Being nominated for a CIFAR Chair is an opportunity to consider how to expand my research. I decided to tackle a problem that had puzzled me personally, but which is also a priority now that machine learning and AI are expanding so rapidly into everyday life.
It concerns the nature of explanation in machine learning. Everyone demands explainable machine learning results, interpretable machine learning and AI algorithms. But there’s a paradox here. Often the explanation or interpretation algorithm is just another, simpler and more limited machine learning algorithm. Other times, the explanation is more of a hint of why the AI or machine learning prediction should be correct. And other times, the explanations are patterns that must be “explained” by the algorithm user.
So, to me, the first question is: Why do people need explanations in the first place? What role does explanation fulfill in the interaction between computers and human specialists? Is an explanation like a proof? Can it be something other than a proof? By understanding the need for explanation, I can then proceed to describe in quantitative terms what makes a good explanation.
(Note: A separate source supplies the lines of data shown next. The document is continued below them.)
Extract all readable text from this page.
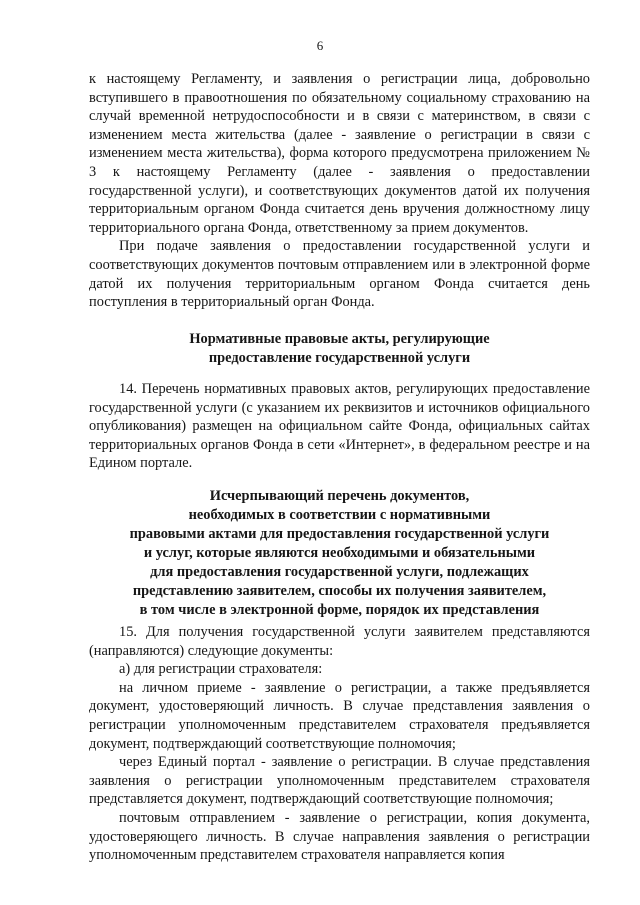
6

к настоящему Регламенту, и заявления о регистрации лица, добровольно вступившего в правоотношения по обязательному социальному страхованию на случай временной нетрудоспособности и в связи с материнством, в связи с изменением места жительства (далее - заявление о регистрации в связи с изменением места жительства), форма которого предусмотрена приложением № 3 к настоящему Регламенту (далее - заявления о предоставлении государственной услуги), и соответствующих документов датой их получения территориальным органом Фонда считается день вручения должностному лицу территориального органа Фонда, ответственному за прием документов.

При подаче заявления о предоставлении государственной услуги и соответствующих документов почтовым отправлением или в электронной форме датой их получения территориальным органом Фонда считается день поступления в территориальный орган Фонда.

Нормативные правовые акты, регулирующие
предоставление государственной услуги

14. Перечень нормативных правовых актов, регулирующих предоставление государственной услуги (с указанием их реквизитов и источников официального опубликования) размещен на официальном сайте Фонда, официальных сайтах территориальных органов Фонда в сети «Интернет», в федеральном реестре и на Едином портале.

Исчерпывающий перечень документов,
необходимых в соответствии с нормативными
правовыми актами для предоставления государственной услуги
и услуг, которые являются необходимыми и обязательными
для предоставления государственной услуги, подлежащих
представлению заявителем, способы их получения заявителем,
в том числе в электронной форме, порядок их представления

15. Для получения государственной услуги заявителем представляются (направляются) следующие документы:

а) для регистрации страхователя:

на личном приеме - заявление о регистрации, а также предъявляется документ, удостоверяющий личность. В случае представления заявления о регистрации уполномоченным представителем страхователя предъявляется документ, подтверждающий соответствующие полномочия;

через Единый портал - заявление о регистрации. В случае представления заявления о регистрации уполномоченным представителем страхователя представляется документ, подтверждающий соответствующие полномочия;

почтовым отправлением - заявление о регистрации, копия документа, удостоверяющего личность. В случае направления заявления о регистрации уполномоченным представителем страхователя направляется копия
My goal is to make sense of this, to develop a framework for making the nature of explanation quantitative instead of qualitative, and to formulate mathematically what a good explanation is, and how to find it algorithmically. I have already started. I expect that multiple paradigms for explanations will eventually be developed, just like multiple paradigms exist now for causality, or for clustering. I believed that they will spur development in this important problem.
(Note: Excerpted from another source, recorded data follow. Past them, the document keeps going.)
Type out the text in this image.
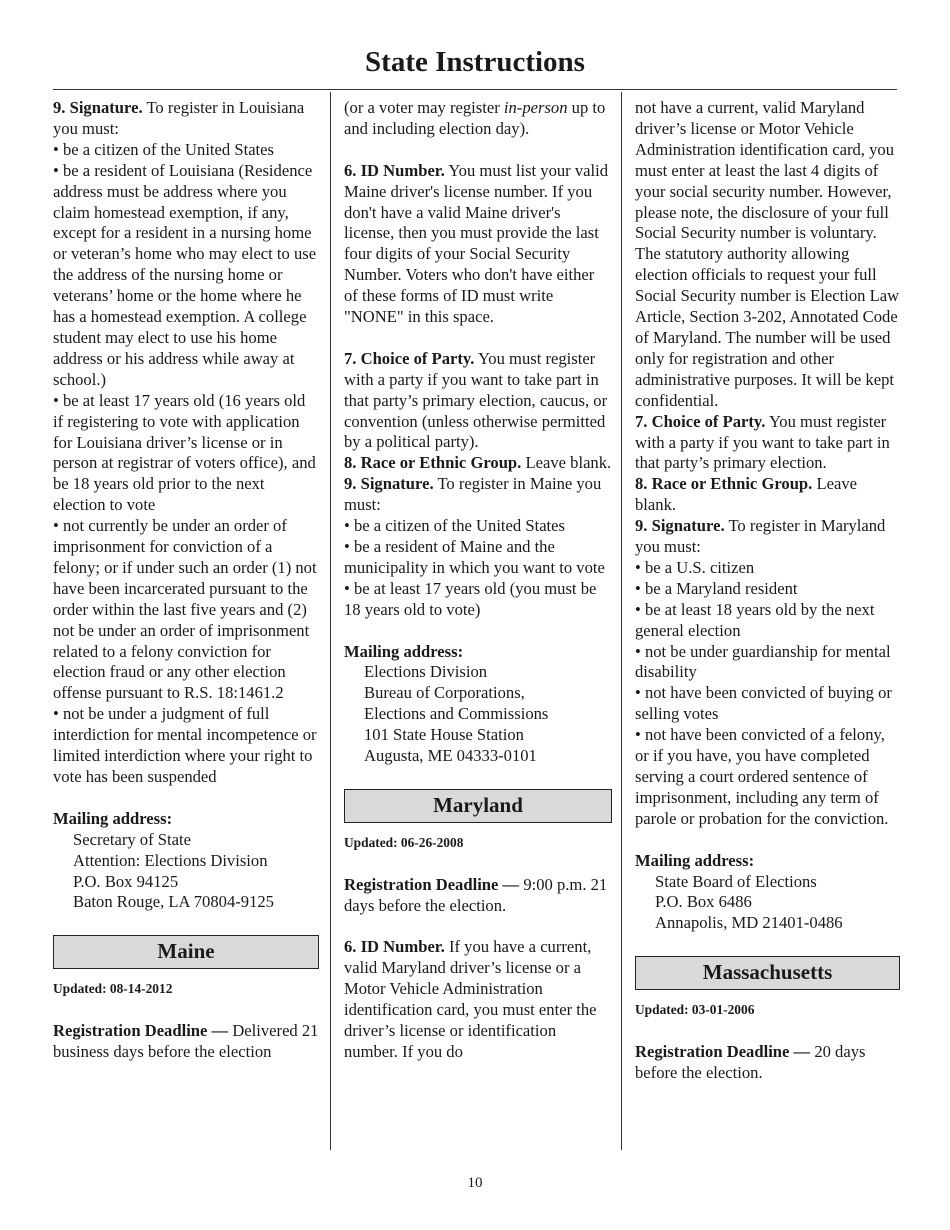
State Instructions

9. Signature. To register in Louisiana you must:

• be a citizen of the United States

• be a resident of Louisiana (Residence address must be address where you claim homestead exemption, if any, except for a resident in a nursing home or veteran’s home who may elect to use the address of the nursing home or veterans’ home or the home where he has a homestead exemption. A college student may elect to use his home address or his address while away at school.)

• be at least 17 years old (16 years old if registering to vote with application for Louisiana driver’s license or in person at registrar of voters office), and be 18 years old prior to the next election to vote

• not currently be under an order of imprisonment for conviction of a felony; or if under such an order (1) not have been incarcerated pursuant to the order within the last five years and (2) not be under an order of imprisonment related to a felony conviction for election fraud or any other election offense pursuant to R.S. 18:1461.2

• not be under a judgment of full interdiction for mental incompetence or limited interdiction where your right to vote has been suspended

Mailing address:

Secretary of State
Attention: Elections Division
P.O. Box 94125
Baton Rouge, LA 70804-9125
Maine

Updated: 08-14-2012

Registration Deadline — Delivered 21 business days before the election

(or a voter may register in-person up to and including election day).

6. ID Number. You must list your valid Maine driver's license number. If you don't have a valid Maine driver's license, then you must provide the last four digits of your Social Security Number. Voters who don't have either of these forms of ID must write "NONE" in this space.

7. Choice of Party. You must register with a party if you want to take part in that party’s primary election, caucus, or convention (unless otherwise permitted by a political party).

8. Race or Ethnic Group. Leave blank.

9. Signature. To register in Maine you must:

• be a citizen of the United States

• be a resident of Maine and the municipality in which you want to vote

• be at least 17 years old (you must be 18 years old to vote)

Mailing address:

Elections Division
Bureau of Corporations,
Elections and Commissions
101 State House Station
Augusta, ME 04333-0101
Maryland

Updated: 06-26-2008

Registration Deadline — 9:00 p.m. 21 days before the election.

6. ID Number. If you have a current, valid Maryland driver’s license or a Motor Vehicle Administration identification card, you must enter the driver’s license or identification number. If you do

not have a current, valid Maryland driver’s license or Motor Vehicle Administration identification card, you must enter at least the last 4 digits of your social security number. However, please note, the disclosure of your full Social Security number is voluntary. The statutory authority allowing election officials to request your full Social Security number is Election Law Article, Section 3-202, Annotated Code of Maryland. The number will be used only for registration and other administrative purposes. It will be kept confidential.

7. Choice of Party. You must register with a party if you want to take part in that party’s primary election.

8. Race or Ethnic Group. Leave blank.

9. Signature. To register in Maryland you must:

• be a U.S. citizen

• be a Maryland resident

• be at least 18 years old by the next general election

• not be under guardianship for mental disability

• not have been convicted of buying or selling votes

• not have been convicted of a felony, or if you have, you have completed serving a court ordered sentence of imprisonment, including any term of parole or probation for the conviction.

Mailing address:

State Board of Elections
P.O. Box 6486
Annapolis, MD 21401-0486
Massachusetts

Updated: 03-01-2006

Registration Deadline — 20 days before the election.

10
What is your advice to students?
One of the greatest joys of working with students is seeing them take ownership of a research problem and run away with it. Most of the work I am proud of is in close collaboration with my students.
My advice is more about how students should prepare than what they should know. Preparation means building solid foundations in math, probability, algorithms and computer science. You should take these subjects seriously as though your life depended on them. Be curious, and never stop learning and developing your skills. Every research problem requires you to learn something new.
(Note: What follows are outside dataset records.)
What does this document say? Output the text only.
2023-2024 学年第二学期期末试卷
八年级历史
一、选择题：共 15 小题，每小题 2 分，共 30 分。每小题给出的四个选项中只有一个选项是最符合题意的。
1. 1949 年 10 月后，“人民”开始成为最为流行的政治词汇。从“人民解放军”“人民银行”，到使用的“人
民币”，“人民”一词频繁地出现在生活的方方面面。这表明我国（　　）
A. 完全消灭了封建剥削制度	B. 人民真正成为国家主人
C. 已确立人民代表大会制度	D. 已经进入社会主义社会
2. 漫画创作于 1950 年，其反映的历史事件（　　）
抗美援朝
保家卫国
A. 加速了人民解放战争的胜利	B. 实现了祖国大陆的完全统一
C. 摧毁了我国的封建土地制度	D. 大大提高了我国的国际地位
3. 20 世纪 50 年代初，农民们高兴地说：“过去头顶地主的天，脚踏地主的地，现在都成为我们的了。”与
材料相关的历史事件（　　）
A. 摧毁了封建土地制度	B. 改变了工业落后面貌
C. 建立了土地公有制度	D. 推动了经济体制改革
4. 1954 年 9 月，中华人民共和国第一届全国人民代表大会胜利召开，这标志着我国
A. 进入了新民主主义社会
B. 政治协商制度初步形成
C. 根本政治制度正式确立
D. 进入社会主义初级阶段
You should be proud of your research but listen carefully to people who question it. If they don’t get it, ask yourself whether you could explain it better. If you solved problem A but someone thinks you solved B, consider whether you could also solve B, and whether that would be a good problem to work on.
Because my research combines mathematics, statistics and computer science as well as practical sciences — physics and chemistry — one good thing is that you can enter this field from many directions, as long as you’re willing to learn about the others. It’s a big and dynamic field.
Do you see collaborative research opportunities at Waterloo?
I’m a statistician and an applied mathematician as much as I’m a computer scientist. At Waterloo, mathematics, optimization, statistics and computer science — everything I do — are in the same faculty. This is a unique environment and a superb opportunity. I want to make the best of it.
And, let’s not forget, I work with data. I can collaborate with anyone who has data.
Who has inspired you?
I am inspired by people who persist in doing the right thing in difficult and adverse conditions, and by people who never stop being curious, who are excited about learning and the possibilities stemming from science and education.
I was incredibly fortunate to have such people in my mother, my grandfather, and my PhD supervisor. My mother was the first scientist in my life, and grew along with my own development into a lifelong friend and unsparing critic. My grandfather pursued his passion for the law from his youth as a penniless young man until his 90s. He also transmitted me his admiration for English culture and was my first teacher of English. My PhD supervisor has inspired perhaps more people than any other machine learning researcher, but for me he also represents a humanist as well as a scientist — a complete human being.
What do you do in your spare time?
I like the outdoors, travel and taking photos, a good book, a good laugh.